The Real Da Vinci Code (C4)

I HAD hoped to report on the misbehaviour of Hollywood stars caught on camera in five's new series Celebrities Uncensored. Unfortunately, the programme had all too clearly been censored.

The preview tape was blank - not a sausage, not even a rhubarb sausage as featured in GMTV's report on the Wakefield Festival of Rhubarb. These bangers sounded only marginally less unappealing than rhubarb cheese.

I had better luck with Tony Robinson and his search for the holy grail in The Real Da Vinci Code. This was the equivalent of reading a good thriller, although at two hours a long read.

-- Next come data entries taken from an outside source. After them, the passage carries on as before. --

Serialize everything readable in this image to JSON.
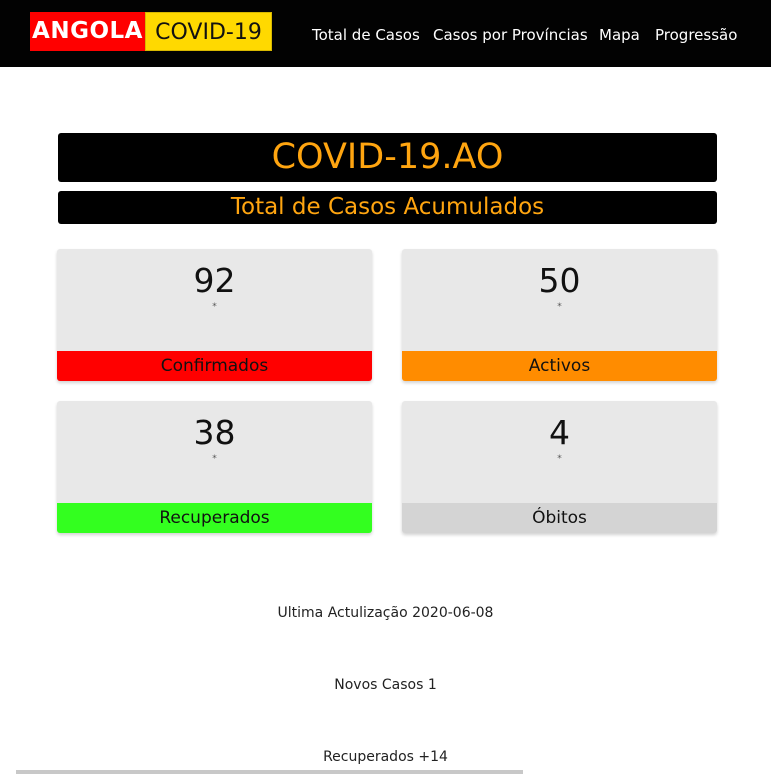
{
  "brand": {
    "part1": "ANGOLA",
    "part2": "COVID-19"
  },
  "nav": {
    "items": [
      "Total de Casos",
      "Casos por Províncias",
      "Mapa",
      "Progressão"
    ]
  },
  "header": {
    "title": "COVID-19.AO",
    "subtitle": "Total de Casos Acumulados"
  },
  "stats": [
    {
      "value": "92",
      "note": "*",
      "label": "Confirmados",
      "color": "#ff0000"
    },
    {
      "value": "50",
      "note": "*",
      "label": "Activos",
      "color": "#ff8c00"
    },
    {
      "value": "38",
      "note": "*",
      "label": "Recuperados",
      "color": "#33ff1f"
    },
    {
      "value": "4",
      "note": "*",
      "label": "Óbitos",
      "color": "#d4d4d4"
    }
  ],
  "updates": {
    "last_update": "Ultima Actulização 2020-06-08",
    "new_cases": "Novos Casos 1",
    "recovered": "Recuperados +14"
  }
}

The starting point, as the title suggested, was Dan Brown's bestselling novel about a modern day quest for the holy grail, the chalice from which the disciples supped at the last supper.

Or is it? The book suggests it's not a chalice but a bloodline - that Jesus married Mary Magdalene and they had a baby, a truth suppressed by the Catholic church. The implications are that the Christian church is founded on a lie and the descendants of Christ walk the earth today.

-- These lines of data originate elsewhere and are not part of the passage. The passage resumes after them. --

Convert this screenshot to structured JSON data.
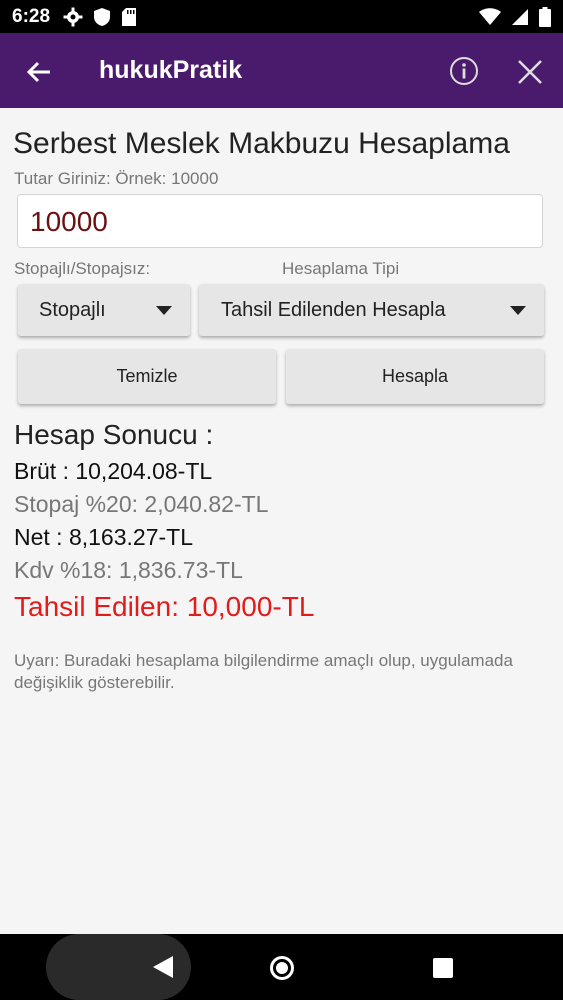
{
  "status_bar": {
    "time": "6:28",
    "left_icons": [
      "gear-icon",
      "shield-icon",
      "sd-card-icon"
    ],
    "right_icons": [
      "wifi-icon",
      "signal-icon",
      "battery-icon"
    ]
  },
  "app_bar": {
    "title": "hukukPratik",
    "background": "#4a1a6c"
  },
  "form": {
    "heading": "Serbest Meslek Makbuzu Hesaplama",
    "amount_label": "Tutar Giriniz: Örnek: 10000",
    "amount_value": "10000",
    "stopaj_label": "Stopajlı/Stopajsız:",
    "type_label": "Hesaplama Tipi",
    "stopaj_selected": "Stopajlı",
    "type_selected": "Tahsil Edilenden Hesapla",
    "clear_button": "Temizle",
    "calculate_button": "Hesapla"
  },
  "result": {
    "heading": "Hesap Sonucu :",
    "brut": "Brüt : 10,204.08-TL",
    "stopaj": "Stopaj %20: 2,040.82-TL",
    "net": "Net : 8,163.27-TL",
    "kdv": "Kdv %18: 1,836.73-TL",
    "tahsil": "Tahsil Edilen: 10,000-TL",
    "highlight_color": "#e21b1b"
  },
  "warning": "Uyarı: Buradaki hesaplama bilgilendirme amaçlı olup, uygulamada değişiklik gösterebilir.",
  "nav_bar": {
    "icons": [
      "back-icon",
      "home-icon",
      "recents-icon"
    ]
  }
}
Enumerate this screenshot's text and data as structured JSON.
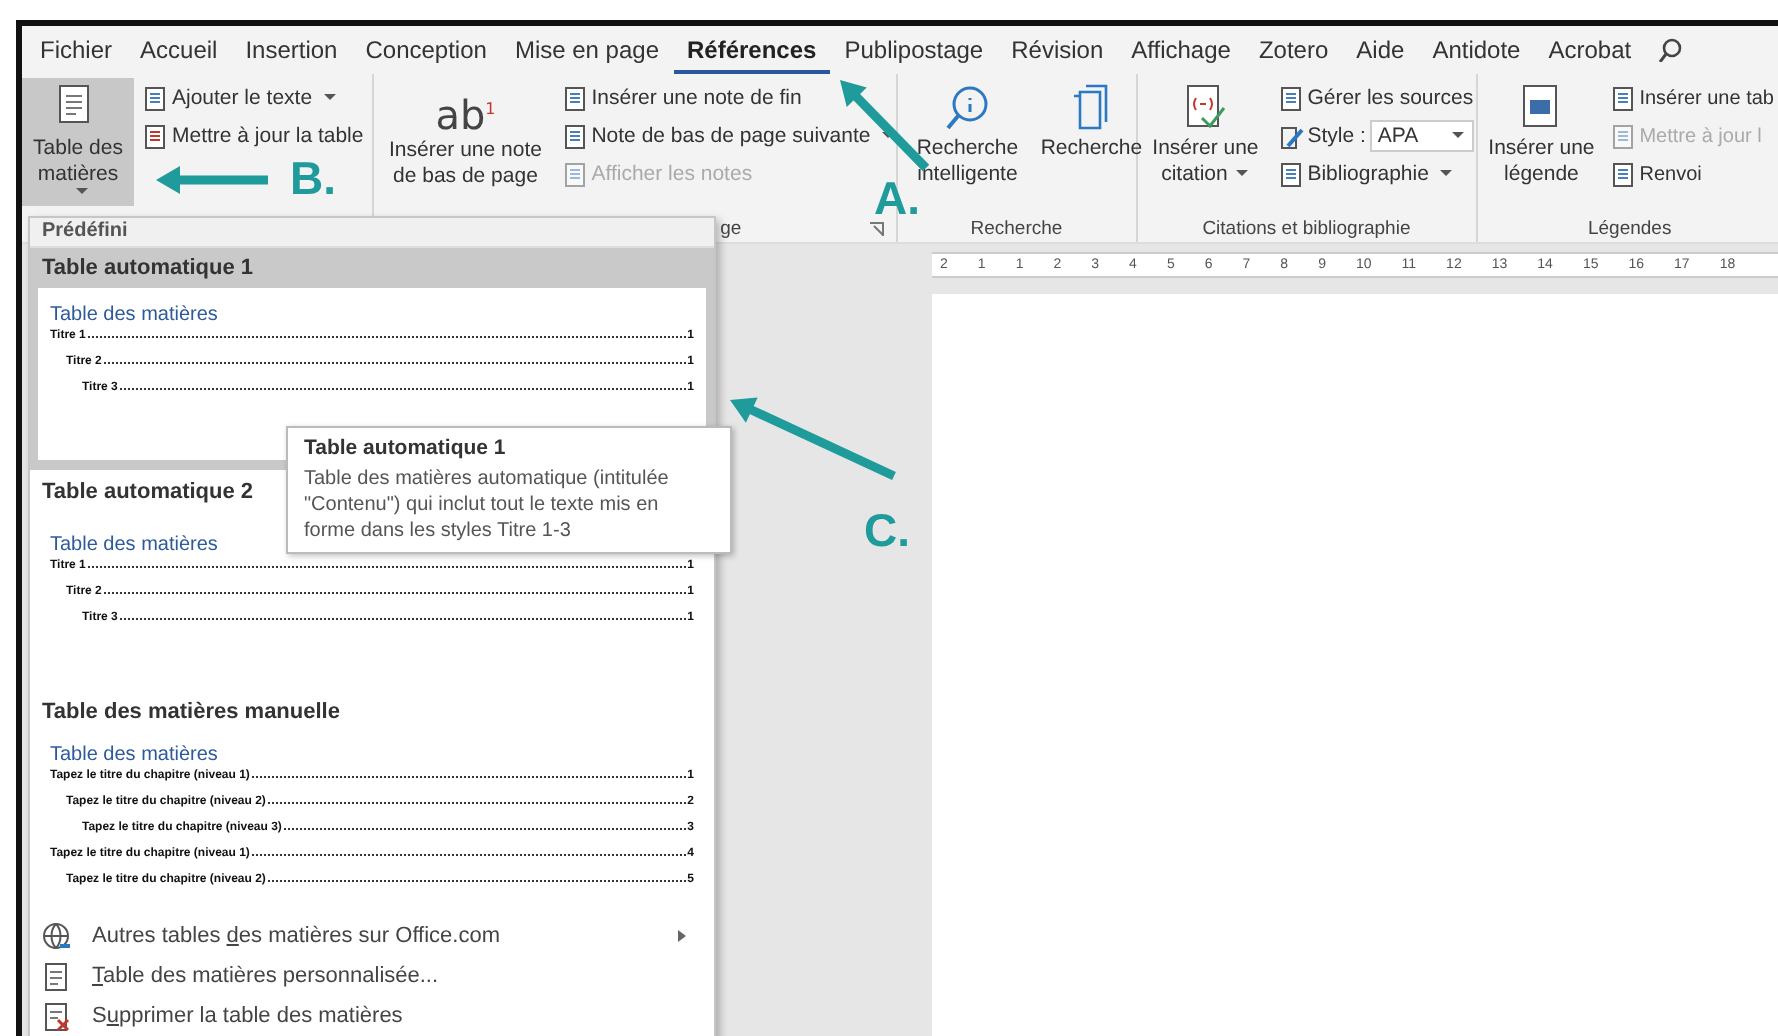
{
  "tabs": [
    {
      "label": "Fichier",
      "selected": false
    },
    {
      "label": "Accueil",
      "selected": false
    },
    {
      "label": "Insertion",
      "selected": false
    },
    {
      "label": "Conception",
      "selected": false
    },
    {
      "label": "Mise en page",
      "selected": false
    },
    {
      "label": "Références",
      "selected": true
    },
    {
      "label": "Publipostage",
      "selected": false
    },
    {
      "label": "Révision",
      "selected": false
    },
    {
      "label": "Affichage",
      "selected": false
    },
    {
      "label": "Zotero",
      "selected": false
    },
    {
      "label": "Aide",
      "selected": false
    },
    {
      "label": "Antidote",
      "selected": false
    },
    {
      "label": "Acrobat",
      "selected": false
    }
  ],
  "ribbon": {
    "groups": [
      {
        "large": [
          {
            "label": "Table des matières",
            "dropdown": true,
            "pressed": true
          }
        ],
        "small": [
          {
            "kind": "button",
            "label": "Ajouter le texte",
            "dropdown": true,
            "disabled": false
          },
          {
            "kind": "button",
            "label": "Mettre à jour la table",
            "dropdown": false,
            "disabled": false
          }
        ]
      },
      {
        "large": [
          {
            "glyph": "ab$^{1}$",
            "label": "Insérer une note de bas de page",
            "dropdown": false,
            "pressed": false
          }
        ],
        "small": [
          {
            "kind": "button",
            "label": "Insérer une note de fin",
            "dropdown": false,
            "disabled": false
          },
          {
            "kind": "button",
            "label": "Note de bas de page suivante",
            "dropdown": true,
            "disabled": false
          },
          {
            "kind": "button",
            "label": "Afficher les notes",
            "dropdown": false,
            "disabled": true
          }
        ],
        "label": "ge",
        "launcher": true
      },
      {
        "large": [
          {
            "label": "Recherche intelligente",
            "dropdown": false,
            "pressed": false
          },
          {
            "label": "Recherche",
            "dropdown": false,
            "pressed": false
          }
        ],
        "label": "Recherche"
      },
      {
        "large": [
          {
            "label": "Insérer une citation",
            "dropdown": true,
            "pressed": false
          }
        ],
        "small": [
          {
            "kind": "button",
            "label": "Gérer les sources",
            "dropdown": false,
            "disabled": false
          },
          {
            "kind": "select",
            "label": "Style :",
            "value": "APA"
          },
          {
            "kind": "button",
            "label": "Bibliographie",
            "dropdown": true,
            "disabled": false
          }
        ],
        "label": "Citations et bibliographie"
      },
      {
        "large": [
          {
            "label": "Insérer une légende",
            "dropdown": false,
            "pressed": false
          }
        ],
        "small": [
          {
            "kind": "button",
            "label": "Insérer une tab",
            "dropdown": false,
            "disabled": false
          },
          {
            "kind": "button",
            "label": "Mettre à jour l",
            "dropdown": false,
            "disabled": true
          },
          {
            "kind": "button",
            "label": "Renvoi",
            "dropdown": false,
            "disabled": false
          }
        ],
        "label": "Légendes"
      }
    ]
  },
  "ruler": {
    "labels": [
      "2",
      "1",
      "1",
      "2",
      "3",
      "4",
      "5",
      "6",
      "7",
      "8",
      "9",
      "10",
      "11",
      "12",
      "13",
      "14",
      "15",
      "16",
      "17",
      "18"
    ]
  },
  "toc_menu": {
    "header": "Prédéfini",
    "sections": [
      {
        "title": "Table automatique 1",
        "selected": true,
        "preview": {
          "heading": "Table des matières",
          "entries": [
            {
              "text": "Titre 1",
              "page": "1",
              "children": [
                {
                  "text": "Titre 2",
                  "page": "1",
                  "children": [
                    {
                      "text": "Titre 3",
                      "page": "1"
                    }
                  ]
                }
              ]
            }
          ]
        }
      },
      {
        "title": "Table automatique 2",
        "selected": false,
        "preview": {
          "heading": "Table des matières",
          "entries": [
            {
              "text": "Titre 1",
              "page": "1",
              "children": [
                {
                  "text": "Titre 2",
                  "page": "1",
                  "children": [
                    {
                      "text": "Titre 3",
                      "page": "1"
                    }
                  ]
                }
              ]
            }
          ]
        }
      },
      {
        "title": "Table des matières manuelle",
        "selected": false,
        "preview": {
          "heading": "Table des matières",
          "entries": [
            {
              "text": "Tapez le titre du chapitre (niveau 1)",
              "page": "1",
              "children": [
                {
                  "text": "Tapez le titre du chapitre (niveau 2)",
                  "page": "2",
                  "children": [
                    {
                      "text": "Tapez le titre du chapitre (niveau 3)",
                      "page": "3"
                    }
                  ]
                }
              ]
            },
            {
              "text": "Tapez le titre du chapitre (niveau 1)",
              "page": "4",
              "children": [
                {
                  "text": "Tapez le titre du chapitre (niveau 2)",
                  "page": "5"
                }
              ]
            }
          ]
        }
      }
    ],
    "commands": [
      {
        "before": "Autres tables ",
        "key": "d",
        "after": "es matières sur Office.com",
        "submenu": true
      },
      {
        "key": "T",
        "after": "able des matières personnalisée...",
        "submenu": false
      },
      {
        "before": "S",
        "key": "u",
        "after": "pprimer la table des matières",
        "submenu": false
      }
    ]
  },
  "tooltip": {
    "title": "Table automatique 1",
    "text": "Table des matières automatique (intitulée \"Contenu\") qui inclut tout le texte mis en forme dans les styles Titre 1-3"
  },
  "annotations": [
    {
      "label": "A."
    },
    {
      "label": "B."
    },
    {
      "label": "C."
    }
  ]
}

It's a mystery that Robinson, assuming a more intellectual role than he does as Blackadder's Baldrick, couldn't resist, with the prospect of trips to France and Spain to investigate secret societies, the Leonardo Da Vinci connection and warrior monks.

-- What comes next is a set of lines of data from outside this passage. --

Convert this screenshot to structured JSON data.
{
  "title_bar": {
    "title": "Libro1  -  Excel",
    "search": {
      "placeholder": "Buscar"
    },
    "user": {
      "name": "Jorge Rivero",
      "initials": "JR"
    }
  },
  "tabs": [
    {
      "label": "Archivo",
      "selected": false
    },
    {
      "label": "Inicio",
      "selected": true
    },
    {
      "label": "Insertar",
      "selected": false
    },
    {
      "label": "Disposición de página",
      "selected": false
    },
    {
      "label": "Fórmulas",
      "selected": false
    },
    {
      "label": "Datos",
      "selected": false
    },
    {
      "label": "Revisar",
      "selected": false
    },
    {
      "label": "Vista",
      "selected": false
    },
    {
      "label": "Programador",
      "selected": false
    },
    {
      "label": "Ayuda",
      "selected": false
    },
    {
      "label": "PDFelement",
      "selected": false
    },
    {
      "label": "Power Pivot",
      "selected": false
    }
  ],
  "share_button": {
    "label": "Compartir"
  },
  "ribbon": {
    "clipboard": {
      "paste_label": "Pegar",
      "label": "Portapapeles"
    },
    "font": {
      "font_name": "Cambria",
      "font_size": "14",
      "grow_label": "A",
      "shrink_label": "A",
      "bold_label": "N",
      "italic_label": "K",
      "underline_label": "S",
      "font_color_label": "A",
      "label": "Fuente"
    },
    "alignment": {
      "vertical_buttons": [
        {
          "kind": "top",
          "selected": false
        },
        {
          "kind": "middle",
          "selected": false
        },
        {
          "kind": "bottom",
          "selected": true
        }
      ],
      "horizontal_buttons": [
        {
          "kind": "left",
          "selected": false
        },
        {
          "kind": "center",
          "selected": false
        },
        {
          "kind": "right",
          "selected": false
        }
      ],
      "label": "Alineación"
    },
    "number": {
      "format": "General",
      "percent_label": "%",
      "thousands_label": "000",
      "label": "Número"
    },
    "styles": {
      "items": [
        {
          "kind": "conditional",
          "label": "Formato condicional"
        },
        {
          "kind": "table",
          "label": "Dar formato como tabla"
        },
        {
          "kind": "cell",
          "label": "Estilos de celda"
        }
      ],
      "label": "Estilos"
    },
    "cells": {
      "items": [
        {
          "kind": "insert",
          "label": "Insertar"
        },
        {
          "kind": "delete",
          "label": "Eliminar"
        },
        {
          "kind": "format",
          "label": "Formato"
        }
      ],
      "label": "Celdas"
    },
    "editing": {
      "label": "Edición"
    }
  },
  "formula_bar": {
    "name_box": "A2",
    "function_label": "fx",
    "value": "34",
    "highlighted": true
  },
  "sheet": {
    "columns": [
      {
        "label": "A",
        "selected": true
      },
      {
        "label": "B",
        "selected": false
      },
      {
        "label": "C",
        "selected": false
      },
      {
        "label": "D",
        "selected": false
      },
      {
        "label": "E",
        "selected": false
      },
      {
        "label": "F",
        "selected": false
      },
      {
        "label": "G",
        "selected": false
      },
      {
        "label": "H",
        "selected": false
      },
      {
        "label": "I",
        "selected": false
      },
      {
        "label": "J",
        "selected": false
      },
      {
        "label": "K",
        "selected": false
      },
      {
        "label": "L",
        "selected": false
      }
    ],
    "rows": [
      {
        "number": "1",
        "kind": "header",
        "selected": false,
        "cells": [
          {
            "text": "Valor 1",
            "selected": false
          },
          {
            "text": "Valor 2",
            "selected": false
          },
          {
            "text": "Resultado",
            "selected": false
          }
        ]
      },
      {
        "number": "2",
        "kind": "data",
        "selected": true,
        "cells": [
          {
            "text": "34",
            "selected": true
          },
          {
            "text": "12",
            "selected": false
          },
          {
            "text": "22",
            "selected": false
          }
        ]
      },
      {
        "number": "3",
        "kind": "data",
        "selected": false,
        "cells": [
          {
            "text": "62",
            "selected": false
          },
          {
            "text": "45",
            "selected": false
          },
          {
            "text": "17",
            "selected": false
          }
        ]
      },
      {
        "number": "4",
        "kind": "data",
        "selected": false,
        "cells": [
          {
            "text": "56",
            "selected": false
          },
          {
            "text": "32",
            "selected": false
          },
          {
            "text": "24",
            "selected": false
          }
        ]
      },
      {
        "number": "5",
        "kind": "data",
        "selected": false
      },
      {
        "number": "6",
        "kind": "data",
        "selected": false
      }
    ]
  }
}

"It's going to be one hell of a journey," he declared as he embarked on his trip, following in the footsteps of Dan Brown's hero.

The author has stated - and the programme showed the TV clip to prove it - that the art, architecture, secret rituals and secret societies in the pages of his book are historical fact. A bold statement and one that was looking shaky from the start, after Robinson found that the massive electronic research database at London's Institute in Systematic Theology mentioned in the book doesn't exist.

Not a good start, but Robinson wasn't just concerned with knocking the authenticity of the novel. His quest was more wide-reaching. He checked up, for instance, on the holy grail itself. At a Shropshire manor house, he found someone who believes he has it in his possession.

How disappointing to discover it resembled a rather cheap egg cup and not a silver drinking vessel. "Bit small, isn't it?," said Robinson, a comment that may have lacked archaeological insight but pretty much summed up my feelings too.

Its size fits in with the theory that it wasn't a chalice from the last supper but a first century Roman scent jar used by Mary Magdalene to collect a few drops of Christ's blood.

Another find was a book published in 1982, The Holy Blood And The Holy Grail, which proposed the notion of the secret bloodline of Jesus Christ, the theory that underpins The Da Vinci Code.

By the end, Robinson may not have found the holy grail but had established he'd found an intriguing idea for a documentary.